Skip to content

kyegomez/FlashMHA

Repository files navigation

FlashMHA

FlashMHA is a PyTorch implementation of the Flash Multi-Head Attention mechanism. It is designed to be efficient and flexible, allowing for both causal and non-causal attention. The implementation also includes support for the Flash Attention mechanism, which is a highly efficient attention mechanism designed for GPUs.

Installation

You can install FlashMHA using pip:

pip install FlashMHA

Usage

After installing FlashMHA, you can import the FlashAttention module for usage in your code:

from FlashMHA import FlashAttention

or

from FlashMHA import FlashMHA

Now you can create an instance of the FlashAttention class or the FlashMHA class and use it in your code accordingly.

Example usage:

# Import the necessary module
from FlashMHA import FlashAttention

# Create an instance of FlashAttention
flash_attention = FlashAttention(causal=False, dropout=0.0)

# Use the FlashAttention instance in your code
output = flash_attention(query, key, value)
# Import the necessary module
from FlashMHA import FlashMHA

# Create an instance of FlashMHA
flash_mha_attention = FlashMHA(causal=False, dropout=0.0)

# Use the FlashMHA instance in your code
output = flash_mha_attention(query, key, value)

Make sure to replace query, key, and value with your own input tensors.

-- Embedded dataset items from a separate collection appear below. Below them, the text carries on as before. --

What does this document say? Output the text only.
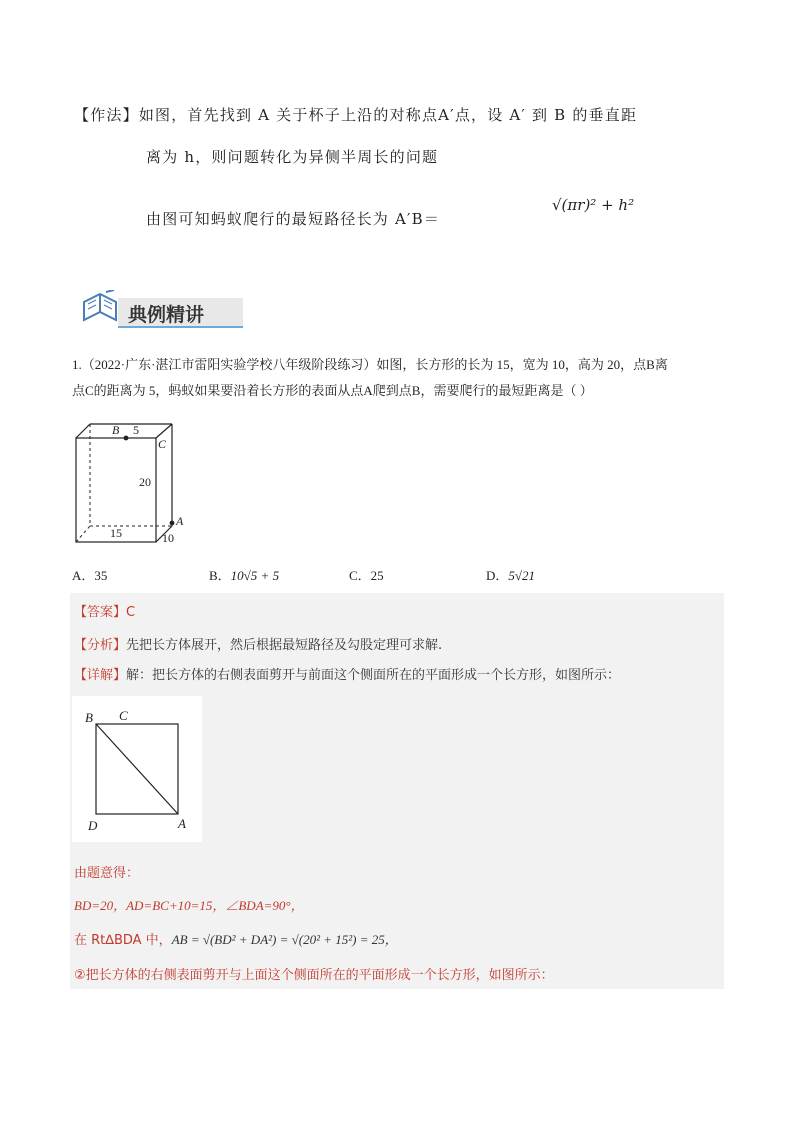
【作法】如图，首先找到 A 关于杯子上沿的对称点A′点，设 A′ 到 B 的垂直距
离为 h，则问题转化为异侧半周长的问题
由图可知蚂蚁爬行的最短路径长为 A′B＝
√(πr)² + h²
典例精讲
1.（2022·广东·湛江市雷阳实验学校八年级阶段练习）如图，长方形的长为 15，宽为 10，高为 20，点B离
点C的距离为 5，蚂蚁如果要沿着长方形的表面从点A爬到点B，需要爬行的最短距离是（ ）
B 5
C
20
A
15	10
A．35	B．10√5 + 5	C．25	D．5√21
【答案】C
【分析】先把长方体展开，然后根据最短路径及勾股定理可求解.
【详解】解：把长方体的右侧表面剪开与前面这个侧面所在的平面形成一个长方形，如图所示：
B C
D	A
由题意得：
BD=20，AD=BC+10=15，∠BDA=90°，
在 Rt∆BDA 中，AB = √(BD² + DA²) = √(20² + 15²) = 25，
②把长方体的右侧表面剪开与上面这个侧面所在的平面形成一个长方形，如图所示：
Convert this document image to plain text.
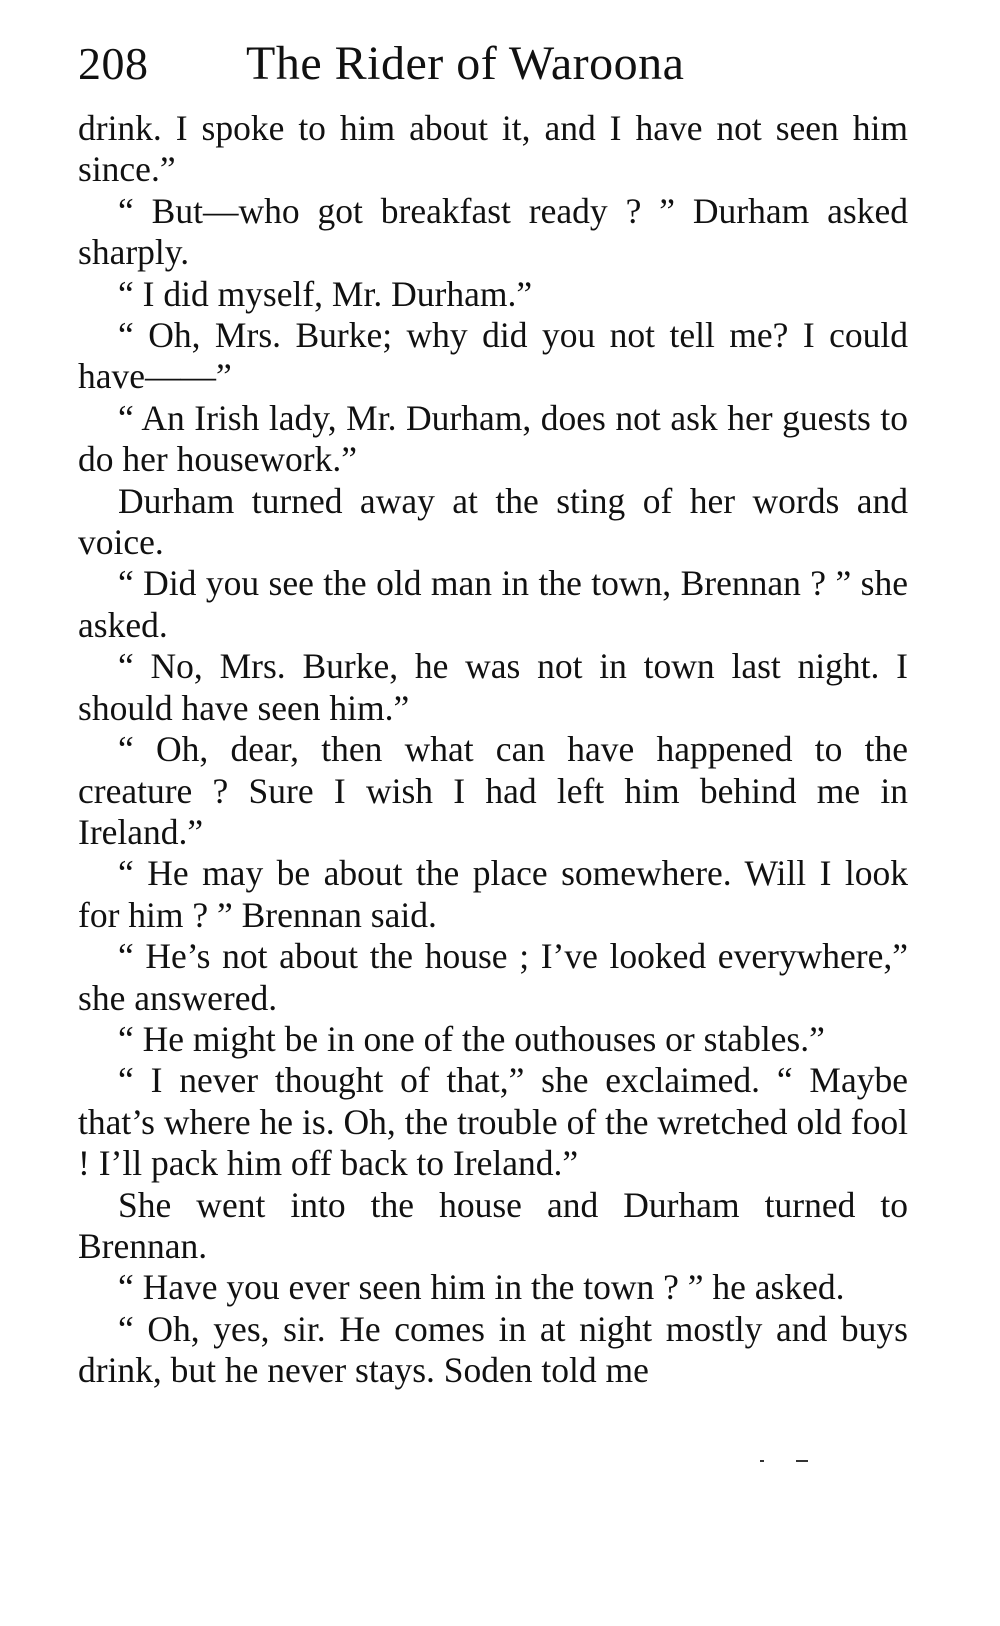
208	The Rider of Waroona

drink. I spoke to him about it, and I have not seen him since.”

“ But—who got breakfast ready ? ” Durham asked sharply.

“ I did myself, Mr. Durham.”

“ Oh, Mrs. Burke; why did you not tell me? I could have——”

“ An Irish lady, Mr. Durham, does not ask her guests to do her housework.”

Durham turned away at the sting of her words and voice.

“ Did you see the old man in the town, Brennan ? ” she asked.

“ No, Mrs. Burke, he was not in town last night. I should have seen him.”

“ Oh, dear, then what can have happened to the creature ? Sure I wish I had left him behind me in Ireland.”

“ He may be about the place somewhere. Will I look for him ? ” Brennan said.

“ He’s not about the house ; I’ve looked everywhere,” she answered.

“ He might be in one of the outhouses or stables.”

“ I never thought of that,” she exclaimed. “ Maybe that’s where he is. Oh, the trouble of the wretched old fool ! I’ll pack him off back to Ireland.”

She went into the house and Durham turned to Brennan.

“ Have you ever seen him in the town ? ” he asked.

“ Oh, yes, sir. He comes in at night mostly and buys drink, but he never stays. Soden told me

Now you can utilize the FlashAttention or FlashMHA module in your code by following the provided examples. In this example, query, key, and value are input tensors with shape (batch_size, sequence_length, embed_dim). The FlashMHA model applies the multi-head attention mechanism to these inputs and returns the output tensor.

Documentation

FlashAttention

FlashAttention is a PyTorch module that implements the Flash Attention mechanism, a highly efficient attention mechanism designed for GPUs. It provides a fast and flexible solution for attention computations in deep learning models.

Parameters

  • causal (bool, optional): If set to True, applies causal masking to the sequence. Default: False.
  • dropout (float, optional): The dropout probability. Default: 0.
  • flash (bool, optional): If set to True, enables the use of Flash Attention. Default: False.

Inputs

  • q (Tensor): The query tensor of shape (batch_size, num_heads, query_length, embed_dim).
  • k (Tensor): The key tensor of shape (batch_size, num_heads, key_length, embed_dim).
  • v (Tensor): The value tensor of shape (batch_size, num_heads, value_length, embed_dim).
  • mask (Tensor, optional): An optional mask tensor of shape (batch_size, num_heads, query_length, key_length), used to mask out specific positions. Default: None.
  • attn_bias (Tensor, optional): An optional additive bias tensor of shape (batch_size, num_heads, query_length, key_length), applied to the attention weights. Default: None.

Outputs

  • output (Tensor): The output tensor of shape (batch_size, query_length, embed_dim).

FlashMHA

FlashMHA is a PyTorch module that implements the Flash Multi-Head Attention mechanism, which combines multiple FlashAttention layers. It is designed to be efficient and flexible, allowing for both causal and non-causal attention.

Parameters

  • embed_dim (int): The dimension of the input embedding.
  • num_heads (int): The number of attention heads.
  • bias (bool, optional): If set to False, the layers will not learn an additive bias. Default: True.
  • batch_first (bool, optional): If True, then the input and output tensors are provided as (batch, seq, feature). Default: True.
  • dropout (float, optional): The dropout probability. Default: 0.
  • causal (bool, optional): If True, applies causal masking to the sequence. Default: False.
  • device (torch.device, optional): The device to run the model on. Default: None.
  • dtype (torch.dtype, optional): The data type to use for the model parameters. Default: None.

Inputs

  • query (Tensor): The query tensor of shape (batch_size, sequence_length, embed_dim).
  • key (Tensor): The key tensor of shape (batch_size, sequence_length, embed_dim).
  • value (Tensor): The value tensor of shape (batch_size, sequence_length, embed_dim).

Outputs

  • output (Tensor): The output tensor of shape (batch_size, sequence_length, embed_dim).

License

FlashAttention and FlashMHA are open-source software, licensed under the MIT license. For more details, please refer to the GitHub repository.